Denn Art. 21, das Parteienprivileg – Parteien gestalten den politischen Willensbildungsprozess der Bevölkerung mit –, geht jedenfalls nicht so weit, dass eine Beeinträchtigung, eine Einengung der öffentlichen Meinungsbildung durch die vierte Gewalt via Parteien erfolgt. Das ist der Punkt, um den es geht.

Er ist inhaltlich spannend. Er ist auch nicht ganz so einfach zu beantworten.Aber ich komme zurück auf den ersten Punkt: Wenn wir uns einig sind, dass es nicht hinreichend transparent ist, dann können wir gemeinsam festhalten, dass Handlungsbedarf besteht, wie weit er im Einzelnen auch gehen mag und wie weit sich das juristisch abgrenzen lässt.
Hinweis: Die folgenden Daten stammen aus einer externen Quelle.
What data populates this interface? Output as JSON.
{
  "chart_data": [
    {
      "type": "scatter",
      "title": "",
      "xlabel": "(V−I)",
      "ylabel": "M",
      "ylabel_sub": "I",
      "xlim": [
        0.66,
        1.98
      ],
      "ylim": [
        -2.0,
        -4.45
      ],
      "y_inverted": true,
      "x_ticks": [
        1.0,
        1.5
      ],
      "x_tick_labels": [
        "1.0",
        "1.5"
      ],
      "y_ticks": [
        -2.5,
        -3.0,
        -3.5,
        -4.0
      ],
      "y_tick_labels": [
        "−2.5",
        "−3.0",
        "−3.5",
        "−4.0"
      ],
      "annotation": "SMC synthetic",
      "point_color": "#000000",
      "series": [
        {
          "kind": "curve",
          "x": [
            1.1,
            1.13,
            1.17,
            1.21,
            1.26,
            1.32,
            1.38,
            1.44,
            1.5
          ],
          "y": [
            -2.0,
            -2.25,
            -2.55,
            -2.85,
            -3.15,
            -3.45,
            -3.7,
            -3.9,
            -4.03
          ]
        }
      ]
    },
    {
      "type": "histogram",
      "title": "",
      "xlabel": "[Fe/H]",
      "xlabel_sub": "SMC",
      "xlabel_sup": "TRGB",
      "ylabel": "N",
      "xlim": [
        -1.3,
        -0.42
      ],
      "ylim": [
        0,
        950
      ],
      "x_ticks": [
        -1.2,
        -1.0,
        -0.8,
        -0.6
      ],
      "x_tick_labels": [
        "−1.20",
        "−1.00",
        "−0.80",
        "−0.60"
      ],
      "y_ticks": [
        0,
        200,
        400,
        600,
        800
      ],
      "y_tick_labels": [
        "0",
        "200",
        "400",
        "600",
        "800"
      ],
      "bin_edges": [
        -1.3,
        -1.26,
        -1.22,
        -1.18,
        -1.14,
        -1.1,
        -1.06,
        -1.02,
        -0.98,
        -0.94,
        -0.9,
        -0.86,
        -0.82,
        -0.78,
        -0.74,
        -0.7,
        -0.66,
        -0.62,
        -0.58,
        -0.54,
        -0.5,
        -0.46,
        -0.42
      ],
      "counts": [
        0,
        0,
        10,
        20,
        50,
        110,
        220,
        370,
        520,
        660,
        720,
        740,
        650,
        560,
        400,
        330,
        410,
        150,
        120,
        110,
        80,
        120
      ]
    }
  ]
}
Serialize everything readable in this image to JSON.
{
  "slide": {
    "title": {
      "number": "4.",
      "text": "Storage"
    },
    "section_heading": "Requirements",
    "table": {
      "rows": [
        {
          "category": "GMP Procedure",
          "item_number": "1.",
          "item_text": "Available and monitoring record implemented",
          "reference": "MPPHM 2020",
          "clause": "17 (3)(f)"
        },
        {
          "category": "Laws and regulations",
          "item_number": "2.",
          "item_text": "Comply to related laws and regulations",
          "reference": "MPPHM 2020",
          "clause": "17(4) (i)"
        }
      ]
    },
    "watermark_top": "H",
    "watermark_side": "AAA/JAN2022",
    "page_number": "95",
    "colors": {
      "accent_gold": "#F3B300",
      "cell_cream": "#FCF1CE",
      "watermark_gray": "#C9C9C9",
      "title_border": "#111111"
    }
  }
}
Zweitens will ich darauf hinweisen: Wir haben in diesem Haus schon vor Jahren Debatten geführt, bei denen es um die wirtschaftlichen Verflechtungen ging. Herr Schmitt, Sie haben es angesprochen.Sie haben sich mit dem Thema

Springer beschäftigt. Ich will das aus Anlass dieser Debatte nicht untergehen lassen. Ich habe große Sorge, ob das, was die Bundesregierung derzeit in Bezug auf die Pressefusionsüberlegungen macht, wirklich richtig ist.